Reconciliation and the Holy Eucharist: Renewal and strength

Archbishop Allen H. Vigneron

Editor’s Note: Over 20 issues, The Michigan Catholic is bringing you, in bite-sized chunks, Archbishop Vigneron’s pastoral letter, Unleash the Gospel. Below is the 11th of 20 excerpts, taken from the letter’s third guidepost, “The Word Made Flesh.” To read the whole letter — or to catch up on sections you’ve missed — visit

The Sacrament of Reconciliation was given to the Church by the Lord Jesus himself as the preeminent place for the baptized to respond anew to his call to repentance and to receive the Father’s mercy. The renewal of this sacrament in our local Church is an essential part of our efforts to unleash the Gospel.

In the parable of the prodigal son, Jesus reveals God’s joy over returning sinners. The younger son, who insulted his father and wasted his inheritance, is reduced to starvation and decides to come home, hoping to be hired as a servant in his father’s house. But “while he was yet at a distance, his father saw him and had compassion, and ran and embraced him and kissed him” (Lk 15:20). Before the young man even finishes his confession, the father commands that he be clothed in a robe, ring and sandals — signs of restoration to full sonship — and that a feast be held to celebrate. Such is God the Father’s heart toward his lost sons and daughters.

A sign of a thriving parish community is a culture of sharing in the “joy in heaven over one sinner who repents” (Lk 15:7). This entails both clear preaching about the consequences of sin and generous availability and use of the Sacrament of Reconciliation. “[God’s] mercies never come to an end; they are new every morning” (Lam 3:22-23). For those who have fallen away from their faith and the Church, Reconciliation is an open doorway for return. No sin is unforgiveable, and through the sacrament the Father’s embrace and a fresh start await them. For those already practicing the faith, being cleansed of sin is  crucial for opening themselves to the movement of the Holy Spirit. Just as the sins of each individual have a negative spiritual effect on the whole community, so even more the spiritual healing and forgiveness received through the sacrament cause grace to flow through the whole community.

The Holy Eucharist

In the Holy Eucharist we reach the summit of our participation in the victory of Christ over sin and death — the triumph we proclaim in the new evangelization. In this Most Blessed Sacrament we have the source of our zeal and strength to unleash the Gospel.

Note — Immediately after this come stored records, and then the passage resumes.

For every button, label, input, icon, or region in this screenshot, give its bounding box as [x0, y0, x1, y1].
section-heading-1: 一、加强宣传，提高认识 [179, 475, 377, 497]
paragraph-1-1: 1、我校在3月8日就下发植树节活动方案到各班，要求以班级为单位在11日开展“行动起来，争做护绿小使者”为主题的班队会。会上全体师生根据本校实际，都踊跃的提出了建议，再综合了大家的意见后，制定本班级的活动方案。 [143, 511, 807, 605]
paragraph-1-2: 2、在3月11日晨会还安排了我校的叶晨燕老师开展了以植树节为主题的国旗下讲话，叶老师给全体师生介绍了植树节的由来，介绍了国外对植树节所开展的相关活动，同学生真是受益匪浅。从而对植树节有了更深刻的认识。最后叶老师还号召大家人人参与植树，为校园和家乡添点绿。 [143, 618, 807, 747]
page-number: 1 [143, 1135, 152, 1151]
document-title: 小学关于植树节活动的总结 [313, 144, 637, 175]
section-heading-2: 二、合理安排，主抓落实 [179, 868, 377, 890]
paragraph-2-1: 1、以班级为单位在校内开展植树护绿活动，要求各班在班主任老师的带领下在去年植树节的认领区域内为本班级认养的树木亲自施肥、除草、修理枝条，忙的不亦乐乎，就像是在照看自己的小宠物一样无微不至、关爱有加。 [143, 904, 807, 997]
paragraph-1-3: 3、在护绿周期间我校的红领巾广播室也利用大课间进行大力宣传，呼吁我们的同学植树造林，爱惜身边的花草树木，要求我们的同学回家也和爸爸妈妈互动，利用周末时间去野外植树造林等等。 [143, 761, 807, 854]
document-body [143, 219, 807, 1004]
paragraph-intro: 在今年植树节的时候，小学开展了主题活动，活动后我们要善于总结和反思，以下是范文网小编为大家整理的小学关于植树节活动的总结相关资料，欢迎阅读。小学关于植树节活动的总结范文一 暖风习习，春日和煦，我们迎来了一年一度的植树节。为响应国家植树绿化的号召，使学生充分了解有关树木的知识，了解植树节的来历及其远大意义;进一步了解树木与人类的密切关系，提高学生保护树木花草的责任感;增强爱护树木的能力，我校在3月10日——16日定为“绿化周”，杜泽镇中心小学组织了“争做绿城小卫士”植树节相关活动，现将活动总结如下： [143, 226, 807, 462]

Evangelization leads to the Eucharist, since the Eucharist is the fullness of communion with Jesus and his whole Church. On the other hand, the Eucharist leads to evangelization, since our ability to announce the Gospel springs from the passion and resurrection of Christ which is made present anew in the Eucharist. This is why the Latin liturgy traditionally ends with the words Ite, missa est: “Go, she is sent.” At every Mass the Church — that is, all her members — are newly empowered and sent forth to bring Christ into the world. Through the Eucharist we become stamped with the pattern of Christ’s own self-giving love so that we can reproduce that pattern in our own lives. Thus the goal of the liturgy is never just to receive the sacrament and go home; it is to become a living tabernacle through which Christ is made present to others. As Pope Benedict XVI stated:

“The love that we celebrate in the sacrament is not something we can keep to ourselves. By its very nature it demands to be shared with all. What the world needs is God’s love; it needs to encounter Christ and to believe in him. The Eucharist is thus the source and summit not only of the Church’s life, but also of her mission: ‘an authentically eucharistic Church is a missionary Church.’ We too must be able to tell our brothers and sisters with conviction: ‘That which we have seen and heard we proclaim also to you, so that you may have fellowship with us’” (1 Jn 1:3).

The members of our local Church need to be regularly rekindled in “Eucharistic amazement” by preaching and catechesis that helps to deepen their understanding and faith in this immeasurable gift and moves them to make a gift of self in return. Adoration of the Blessed Sacrament, since it brings people directly into the presence of Jesus, is a powerful means of revitalizing a parish and equipping it to transform the culture.

Parishes must also focus sustained attention on the quality of the Sunday liturgy experience, especially from the perspective of newcomers and newly returning Catholics. Do people who show up for Mass enter into a friendly, hospitable environment where mutual love is evident? Does the music help them to lift up their minds and hearts in worship of God? Does the preaching break open the word of God and help them apply it to their lives? Is there an atmosphere of faith in which people’s attention is truly focused on the Lord? These qualities are not the responsibility of the pastor alone but of the entire congregation. If improvement is needed, let us strive for it with patience and perseverance.